Tuesday, October 28, 2008

Bee's Knees

One of the most common issues I see among clients (next to low back and shoulders) are knee problems. However a large percentage don't actually have acute knee problems, but rather pain from too much stress on the joint, maltracking, and associated soft tissue issues.

Weight loss is the #1 priority for a majority of gym goers, so it's no surprise that a certain amount of knee issues stem from stress due to too great a load on the joint.Typically each step you take places 2 times your bodyweight in impact on the knee, and each stride when running puts 4 to 6 times (no wonder that running is a horrible method of fat loss). Naturally it follows that knee health is going to be crucial for most people.

That should lead one to ask what exercises would then be best to address knee health while being efficient (i.e. hard). Single leg exercises such as lunges, single leg squats, and step ups are great, but for the purposes of this post I'll discuss the basic bilateral squat movement pattern.

We'll take it as a given that the squat is a fundamental exercises one should do for strength, weight loss, conditioning etc... and jump right in.

There has always been a fair amount of controversy over how deep to squat. Typically in the West doctors advise people not to squat deeper then parallel, if at all. But when one looks at how much trouble many older people have getting out of chairs I wonder if that common advice is based on an understanding of mechanics involved or just an outdated notion (hint: outdated).

Needless to say if you have orthopedic issues than by all means only squat as far as you are able to pain free, and follow what your physical therapist/physician recommends. And of course hip mobility/flexibility and back health are part of the equation - only more reasons why we all need to be doing hip mobility work. But I'll save that for another post.
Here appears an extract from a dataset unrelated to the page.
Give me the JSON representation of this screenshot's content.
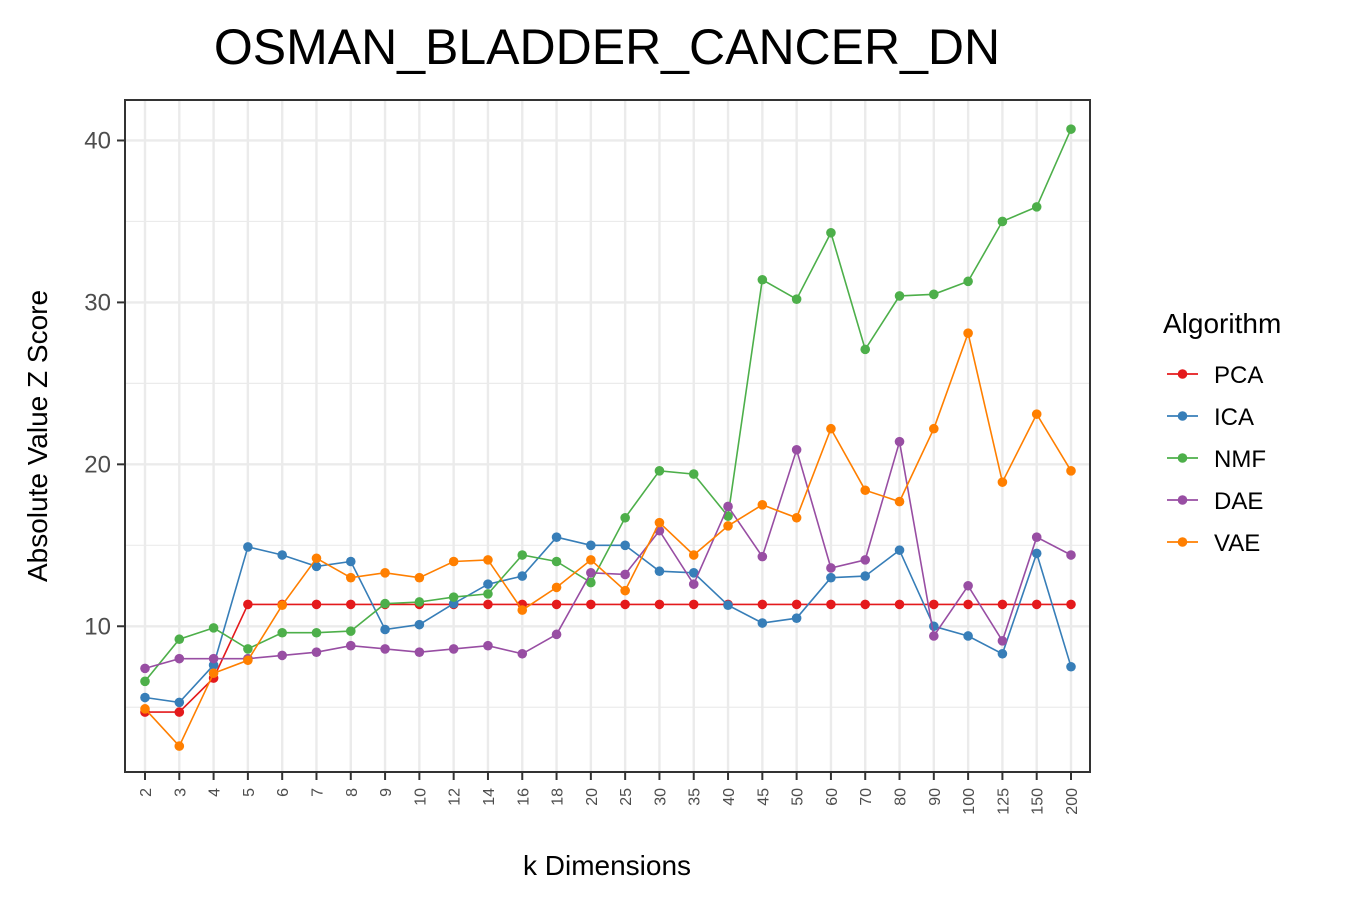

Having lived in Japan I can tell you it's not uncommon to see 70 year old people squat ass to grass for hours per day. While in America where we tend to sit in chairs and almost never squat it's rare to find someone that can hold a full squat for even a minute - and it's often those same people that tend to have joint issues.

Digging into the research, a physical therapist friend said she had come across research indicating that full range of motion (ROM) squats actually promoted hyaline cartilage health. Cartilage is the tough connective tissue that is between the bones, which when worn down produces osteoarthritis (pain produced by bone on bone contact). Doesn't sound like fun to me.

One theory is that moving the joint through it's full range of motion helps keep the connective tissue lubricated. Cartilage is formed through the laying down of collagen protein. Conversely a knee injury often results in a decrease lubrication, which according to studies results in a higher risk of arthritis.

Another factor to look at is strength. Consider the following:

Take, for example, the quadriceps, the large muscles on the front of the thighs that help raise and lower the legs. "It's common knowledge that patients with osteoarthritis of the knee will have weakness in the quadriceps," says Dr. Kenneth Brandt, a rheumatologist at Indiana University in Indianapolis. For a long time, physicians assumed this was because their patients' pain prevented them from exercising. But five years ago, Brandt and his colleagues began studying a group of 400 elderly people living in central Indiana and discovered, much to their surprise, that weakness in the quadriceps in some cases preceded the advent of osteoarthritis.

In other words the stronger your leg muscles are, the less stress put on the joint - which saves wear and tear on cartilage. To add to that, in the process of getting your legs stronger if you are moving your joints through a full range of motion, as in a full squat, your cartilage will be better lubricated.

Another interesting fact is that Olympic lifters, who are known for extremely deep squatting, tend to have less knee injuries than bodybuilders, who often use exercises that isolate the knee joint such as the leg extensions.

The goal of Olympic lifters is to be as strong as possible and not aesthetics, so they stick to exercises that get the job done efficiently (no machines). However, a byproduct of that training is extremely well developed legs and healthy knees.

Thus when you are in the gym leave your ego at the door and use an empty bar if that's what you can squat. It will be better in the long run in order to build strength and protect your knees by going through a full range of motion.